The court also found the arbitration agreement unconscionable under Hawaii law.  It found it was procedurally unconscionable because the plaintiffs could not negotiate it, it was “buried in an auxiliary document,” and it was ambiguous.  With respect to substantive unconscionability, the court focused on three provisions of the arbitration agreement.  The arbitration agreement provided that the arbitrator could order the parties to exchange copies of “nonrebuttable exhibits” and witness lists, but “the arbitrator shall have no other power to order discovery or depositions unless and then only to the extent that all parties otherwise agree in writing.”  The arbitration agreement  also precluded parties from “disclos[ing] the facts of the underlying dispute…without prior written consent of all parties.” The Hawaii Supreme Court concluded that “if the arbitration clause were enforced as written, the [plaintiffs] would have virtually no ability to investigate their claims, and thus, would be deprived of an adequate alternative forum.”  Furthermore, the arbitration agreement precluded punitive damages, which the court found “substantively unconscionable” in a contract of adhesion.
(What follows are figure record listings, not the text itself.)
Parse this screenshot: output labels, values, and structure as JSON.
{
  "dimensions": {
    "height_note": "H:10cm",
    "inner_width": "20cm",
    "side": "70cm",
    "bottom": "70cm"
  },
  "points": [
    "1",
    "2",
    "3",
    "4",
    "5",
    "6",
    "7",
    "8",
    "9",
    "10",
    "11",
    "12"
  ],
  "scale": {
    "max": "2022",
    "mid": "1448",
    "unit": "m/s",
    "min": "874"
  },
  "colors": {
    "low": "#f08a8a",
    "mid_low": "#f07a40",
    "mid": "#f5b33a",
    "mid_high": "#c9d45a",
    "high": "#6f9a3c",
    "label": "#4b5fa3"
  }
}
If there is a continuum of state arbitration decisions, varying from hostile to arbitration on one end to rubber-stamping of arbitration on the other end, I think Hawaii just situated itself on the very hostile end, even further than California and Missouri.  But, this case offers a reminder of two important rules for drafters of arbitration clauses: make the agreement to arbitrate very clear and easy to find; and do not overreach when inserting arbitration provisions that favor your client.